Pornographic persuasion

How to make your girlfriend OK with your porn habit.

Published February 27, 2006 8:40PM (EST)

Check out a piece that was recently sent in by a Broadsheet reader. It's a column on "Women, Porn, & Insecurity" in the online men's magazine Askmen.com by Melissa LaRicca, one of Askmen's "female sexuality correspondents," whose work appears every other Tuesday.

I can't for the life of me figure out what the date of this article is, so it may have been around for a while, but in it, LaRicca advises men who have porn habits and girlfriends who feel crappy about those habits. She catalogs a variety of reasons women might have for objecting to their partners' smut obsessions, starting with the fact that porn might make them feel comparatively unattractive, and makes suggestions about how men can assuage their girlfriends' insecurities ("Make her feel like you want her -- badly. If she knows that you desire her, she'll be less likely to feel threatened by the women in porn movies").

LaRicca acknowledges that some women might be reasonably distressed should their boyfriends need porn to get aroused or to climax -- those crrrazy girls! -- and suggests that if men really need their Vivid fixes, they should try this: "Tell her to pick out the movie for you next time, so that she feels like she has some influence on your getting aroused. Or you could always make your own home movie." 'Cause if a chick hates that only porn stars get her man off, her idea of paradise must be getting transformed into one of them, so that she can finally get him off!

The best response comes when LaRicca addresses the pesky problem of women who find the depictions of submissive females troubling. She counsels on "how to stop [your girlfriend's] feminist rhetoric" by reminding her shrill, humorless ass that "porn movies are about sexual fantasies and not about day to day reality."

"Why should you care about how she feels?" writes LaRicca, momentarily putting aside that for starters, she's your girlfriend, so it would be sort of ideal if you cared about how she feels. But in case that doesn't move you to act, LaRicca points out, "if you change her perspective on porn, chances are, she'll be cooler about you watching it."

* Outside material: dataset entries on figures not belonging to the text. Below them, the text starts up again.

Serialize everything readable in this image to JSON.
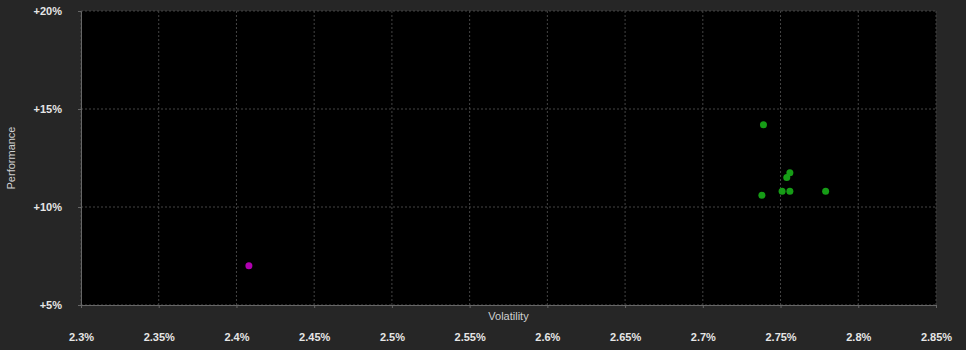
{
  "chart_data": {
    "type": "scatter",
    "x_label": "Volatility",
    "y_label": "Performance",
    "x": [
      2.408,
      2.739,
      2.756,
      2.754,
      2.751,
      2.756,
      2.779,
      2.738
    ],
    "values": [
      7.0,
      14.2,
      11.75,
      11.5,
      10.8,
      10.8,
      10.8,
      10.6
    ],
    "colors": [
      "#b000b0",
      "#169c16",
      "#169c16",
      "#169c16",
      "#169c16",
      "#169c16",
      "#169c16",
      "#169c16"
    ],
    "marker": "circle",
    "grid": true,
    "xlim": [
      2.3,
      2.85
    ],
    "xticks": [
      {
        "value": 2.3,
        "label": "2.3%"
      },
      {
        "value": 2.35,
        "label": "2.35%"
      },
      {
        "value": 2.4,
        "label": "2.4%"
      },
      {
        "value": 2.45,
        "label": "2.45%"
      },
      {
        "value": 2.5,
        "label": "2.5%"
      },
      {
        "value": 2.55,
        "label": "2.55%"
      },
      {
        "value": 2.6,
        "label": "2.6%"
      },
      {
        "value": 2.65,
        "label": "2.65%"
      },
      {
        "value": 2.7,
        "label": "2.7%"
      },
      {
        "value": 2.75,
        "label": "2.75%"
      },
      {
        "value": 2.8,
        "label": "2.8%"
      },
      {
        "value": 2.85,
        "label": "2.85%"
      }
    ],
    "ylim": [
      5,
      20
    ],
    "yticks": [
      {
        "value": 5,
        "label": "+5%"
      },
      {
        "value": 10,
        "label": "+10%"
      },
      {
        "value": 15,
        "label": "+15%"
      },
      {
        "value": 20,
        "label": "+20%"
      }
    ]
  }
}
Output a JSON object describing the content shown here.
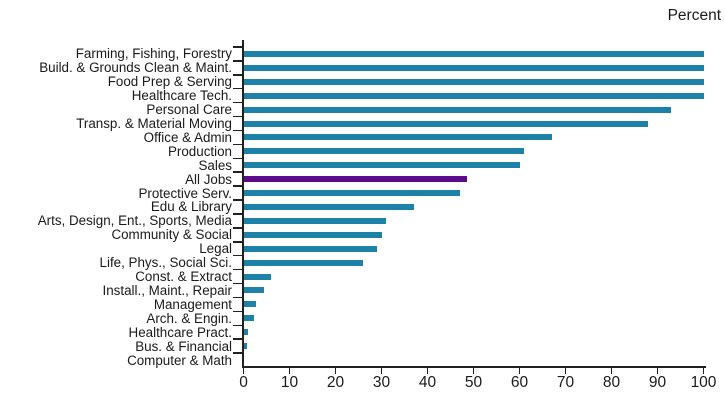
{
  "chart_data": {
    "type": "bar",
    "orientation": "horizontal",
    "title": "",
    "unit_label": "Percent",
    "xlabel": "Percent",
    "ylabel": "",
    "xlim": [
      0,
      100
    ],
    "x_ticks": [
      "0",
      "10",
      "20",
      "30",
      "40",
      "50",
      "60",
      "70",
      "80",
      "90",
      "100"
    ],
    "x_tick_values": [
      0,
      10,
      20,
      30,
      40,
      50,
      60,
      70,
      80,
      90,
      100
    ],
    "grid": false,
    "legend": "none",
    "categories": [
      "Farming, Fishing, Forestry",
      "Build. & Grounds Clean & Maint.",
      "Food Prep & Serving",
      "Healthcare Tech.",
      "Personal Care",
      "Transp. & Material Moving",
      "Office & Admin",
      "Production",
      "Sales",
      "All Jobs",
      "Protective Serv.",
      "Edu & Library",
      "Arts, Design, Ent., Sports, Media",
      "Community & Social",
      "Legal",
      "Life, Phys., Social Sci.",
      "Const. & Extract",
      "Install., Maint., Repair",
      "Management",
      "Arch. & Engin.",
      "Healthcare Pract.",
      "Bus. & Financial",
      "Computer & Math"
    ],
    "values": [
      100,
      100,
      100,
      100,
      93,
      88,
      67,
      61,
      60,
      48.5,
      47,
      37,
      31,
      30,
      29,
      26,
      6,
      4.5,
      2.7,
      2.2,
      1,
      0.7,
      0
    ],
    "highlight_category": "All Jobs",
    "highlight_index": 9,
    "bar_color": "#1E81A8",
    "highlight_color": "#5C0C8A",
    "axis_color": "#212121",
    "text_color": "#1A1A1A"
  }
}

Look, I know a lot of men and women who enjoy porn, who feel like it enhances their relationships, who love watching it together and are more than OK with the idea of watching it separately. And I'm sure that there are lots of couples who start out uneasy about it and eventually find a healthy, fun place for it in their lives. But if you're in a relationship in which it's enough of a problem that one person is offended, threatened or made unhappy by her partner's viewing, and the person would rather come up with stupid tricks ("Don't let her know about the balloon fetish!" "Tell her it's only your fantasy to sleep with a mute submissive!" "Try to get it up for her so she feels better enough about herself that she'll let you keep watching!") than just have an honest conversation about how you both feel and what compromises you can make, maybe you should stick to the porn and get out of the relationship.